= Leo of Synada =

Byzantine cleric

Leo of Synnada (Greek: Λεών Σύνναδας; c. 940 – after 1003) was a Byzantine cleric, diplomat and writer of the late 10th century.

==Life==
===Origin and family===
Leo was born in c. 940, likely in 937. Leo and his life are known only through his letters, written during the reign of Basil II and addressed to the emperor and various senior church and civil officials. Most of his letters have been dated to the 990s, but some may be later still.

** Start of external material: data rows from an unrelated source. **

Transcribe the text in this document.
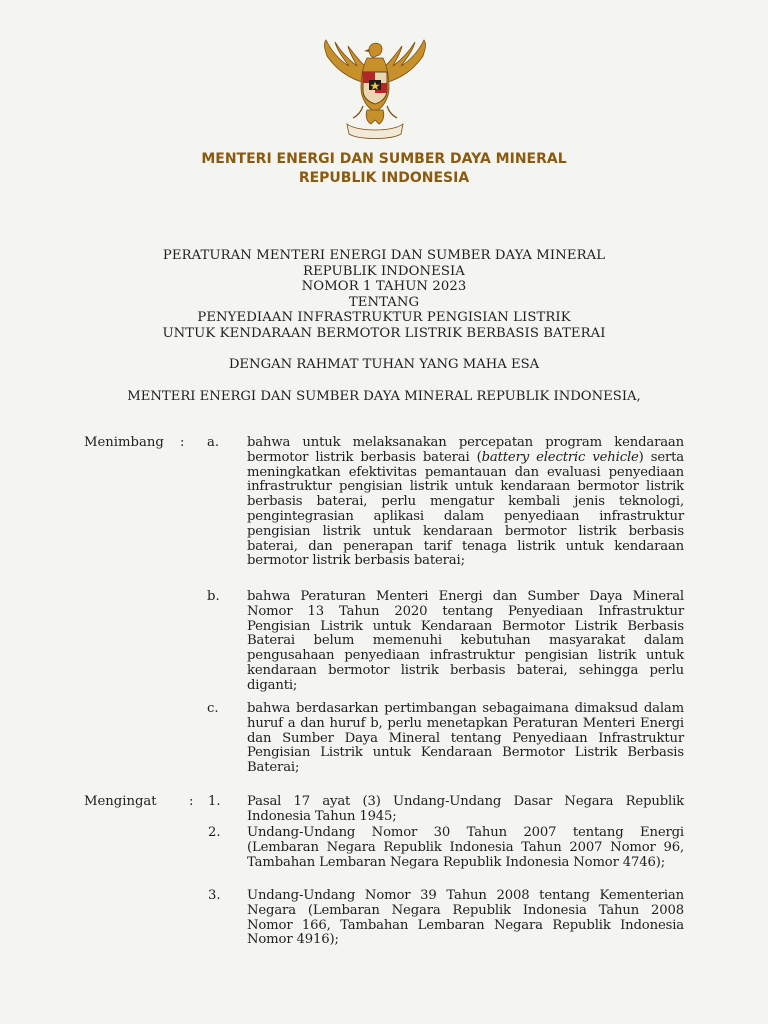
MENTERI ENERGI DAN SUMBER DAYA MINERAL
REPUBLIK INDONESIA
PERATURAN MENTERI ENERGI DAN SUMBER DAYA MINERAL
REPUBLIK INDONESIA
NOMOR 1 TAHUN 2023
TENTANG
PENYEDIAAN INFRASTRUKTUR PENGISIAN LISTRIK
UNTUK KENDARAAN BERMOTOR LISTRIK BERBASIS BATERAI
DENGAN RAHMAT TUHAN YANG MAHA ESA
MENTERI ENERGI DAN SUMBER DAYA MINERAL REPUBLIK INDONESIA,
Menimbang : a.	bahwa untuk melaksanakan percepatan program kendaraan bermotor listrik berbasis baterai (battery electric vehicle) serta meningkatkan efektivitas pemantauan dan evaluasi penyediaan infrastruktur pengisian listrik untuk kendaraan bermotor listrik berbasis baterai, perlu mengatur kembali jenis teknologi, pengintegrasian aplikasi dalam penyediaan infrastruktur pengisian listrik untuk kendaraan bermotor listrik berbasis baterai, dan penerapan tarif tenaga listrik untuk kendaraan bermotor listrik berbasis baterai;
b.	bahwa Peraturan Menteri Energi dan Sumber Daya Mineral Nomor 13 Tahun 2020 tentang Penyediaan Infrastruktur Pengisian Listrik untuk Kendaraan Bermotor Listrik Berbasis Baterai belum memenuhi kebutuhan masyarakat dalam pengusahaan penyediaan infrastruktur pengisian listrik untuk kendaraan bermotor listrik berbasis baterai, sehingga perlu diganti;
c.	bahwa berdasarkan pertimbangan sebagaimana dimaksud dalam huruf a dan huruf b, perlu menetapkan Peraturan Menteri Energi dan Sumber Daya Mineral tentang Penyediaan Infrastruktur Pengisian Listrik untuk Kendaraan Bermotor Listrik Berbasis Baterai;
Mengingat : 1.	Pasal 17 ayat (3) Undang-Undang Dasar Negara Republik Indonesia Tahun 1945;
2.	Undang-Undang Nomor 30 Tahun 2007 tentang Energi (Lembaran Negara Republik Indonesia Tahun 2007 Nomor 96, Tambahan Lembaran Negara Republik Indonesia Nomor 4746);
3.	Undang-Undang Nomor 39 Tahun 2008 tentang Kementerian Negara (Lembaran Negara Republik Indonesia Tahun 2008 Nomor 166, Tambahan Lembaran Negara Republik Indonesia Nomor 4916);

The letters also provide some glimpses into his family: he had an uncle who was a bishop (probably also of Synnada), and a full brother. Leo had also an unnamed adoptive father, who died c. 998. This man's son, and Leo's "spiritual" brother, was the patrikios Methodios, with whom Leo evidently had a good relationship. Leo's letters reveal a good education, but not any details on how or where he got it. Likewise, his early life, including his entry into the clergy, are left unmentioned.

===Bishop and synkellos===
Leo became metropolitan bishop of Synada in Phrygia some time before 996, and no earlier than 976. By 996, he also served as synkellos of the Patriarch of Constantinople. The patriarchal see had been vacant since 991, but when the synod convened to elect a new patriarch in March/April 996, Leo was not present, not making it to the capital in time. Despite his protests to Emperor, the election went ahead, and Sisinnios II was chosen.

===Diplomatic mission===
In 996–998, he was sent on a long diplomatic mission to the West: In August–October 997 he crossed "Frankia" (the Holy Roman Empire under Otto III) to negotiate a marriage alliance with Constantinople, before beginning the return journey to Rome in November 997. He stayed in Rome in February–May 998, where he supported the antipope John Philagathos, despite his strong personal dislike of the man. He sailed from Otranto in mid-autumn 998 and returned to Constantinople.

===Last years===
He wrote his testament at the age of 66, i.e., in the year 1003. Nothing further is known about him after that. According to Alexander Kazhdan, "mild humor and sarcasm fill the letters and esp. Leo's will, written at the age of 66", where he "calculates the number of his sins at 48,180".